Abstract
Purpose :
To investigate both vascular and neuronal changes in the peripapillary area due to diabetes, using optical coherence tomography angiography (OCT-A).
Methods :
51 eyes of 51 patients affected by non-proliferative diabetic retinopathy (NPDR), and 19 age-matched healthy control eyes were enrolled. NPDR was graded as mild, moderate or severe, according to the International Diabetic Retinopathy and Macular Edema Severity Scale. Each patient underwent full ophthalmologic examination, including best-corrected visual acuity (BCVA), anterior segment biomicroscopy, air puff tonometry, fundus examination, Spectral Domain-OCT with retinal nerve fiber layer (RNFL) thickness analysis and OCT-A. Radial peripapillary capillary plexus (RPCP) was studied using OCT-A. In any OCT-A image larger vessels and optic nerve head were excluded from the vascular analysis and a ring-shaped region of interest (ROI) centered onto the optic nerve head was selected. Vascular Area Density (VAD), Vascular Length Fraction (VLF) and Vascular Diameter Index (VDI) were calculated in the ROI of each OCT-A image, and in any sector of the ROI (superior, nasal, inferior, temporal).
Results :
VAD and VLF were significantly reduced in diabetic patients, compared to control group (p<0.0001 and p=0.0078, respectively), particularly in severe NPDR eyes. This reduction was confirmed analyzing each peripapillary sector (p < 0.05) and was more significant in the inferior sector.

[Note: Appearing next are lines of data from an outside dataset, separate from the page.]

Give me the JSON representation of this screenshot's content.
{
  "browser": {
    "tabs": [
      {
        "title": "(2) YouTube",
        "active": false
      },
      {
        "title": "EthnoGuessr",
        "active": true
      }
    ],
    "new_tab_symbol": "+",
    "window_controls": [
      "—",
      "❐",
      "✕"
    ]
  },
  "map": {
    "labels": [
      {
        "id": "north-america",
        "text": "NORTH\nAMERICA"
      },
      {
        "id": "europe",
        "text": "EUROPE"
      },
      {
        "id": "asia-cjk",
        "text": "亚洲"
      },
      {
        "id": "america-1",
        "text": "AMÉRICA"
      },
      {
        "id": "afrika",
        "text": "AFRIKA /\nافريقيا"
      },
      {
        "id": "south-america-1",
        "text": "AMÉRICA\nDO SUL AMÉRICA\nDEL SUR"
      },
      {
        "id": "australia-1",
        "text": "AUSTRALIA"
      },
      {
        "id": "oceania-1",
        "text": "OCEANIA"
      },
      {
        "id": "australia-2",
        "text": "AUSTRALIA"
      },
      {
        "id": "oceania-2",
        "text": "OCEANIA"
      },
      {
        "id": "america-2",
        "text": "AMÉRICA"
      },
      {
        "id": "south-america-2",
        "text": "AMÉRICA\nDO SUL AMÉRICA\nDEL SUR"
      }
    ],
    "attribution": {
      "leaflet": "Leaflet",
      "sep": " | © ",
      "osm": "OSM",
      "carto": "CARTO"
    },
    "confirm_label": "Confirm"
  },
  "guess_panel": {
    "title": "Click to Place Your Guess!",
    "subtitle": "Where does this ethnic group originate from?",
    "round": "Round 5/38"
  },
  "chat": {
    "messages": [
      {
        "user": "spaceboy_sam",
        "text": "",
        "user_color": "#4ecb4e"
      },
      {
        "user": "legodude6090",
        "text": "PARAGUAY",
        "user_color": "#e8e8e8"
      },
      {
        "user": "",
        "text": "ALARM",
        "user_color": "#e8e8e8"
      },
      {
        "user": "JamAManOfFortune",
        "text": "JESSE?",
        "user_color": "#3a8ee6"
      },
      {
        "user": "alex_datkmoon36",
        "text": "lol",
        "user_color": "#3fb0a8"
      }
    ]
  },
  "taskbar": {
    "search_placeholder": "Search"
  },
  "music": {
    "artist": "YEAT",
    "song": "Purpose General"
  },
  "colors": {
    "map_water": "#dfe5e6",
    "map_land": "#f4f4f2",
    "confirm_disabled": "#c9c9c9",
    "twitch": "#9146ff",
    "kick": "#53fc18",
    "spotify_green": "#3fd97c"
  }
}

VDI was significantly reduced in the NPDR eyes compared to control group (p=0.0018), especially in mild (p=0.0093) and moderate (p=0.0190) NPDR. RNFL thickness decreased in NPDR eyes, without reaching statistical significance (p=0.0766).
Conclusions :
Retinal vascular remodeling due to diabetic retinopathy involves the peripapillary vascularization too, as confirmed by OCT-A quantitative parameters. The different behavior of reduction in perfusion and loss of retinal nerve fibers in the same peripapillary areas suggests that neuronal damage cannot be simply considered secondary to microvascular damage.
This abstract was presented at the 2019 ARVO Annual Meeting, held in Vancouver, Canada, April 28 - May 2, 2019.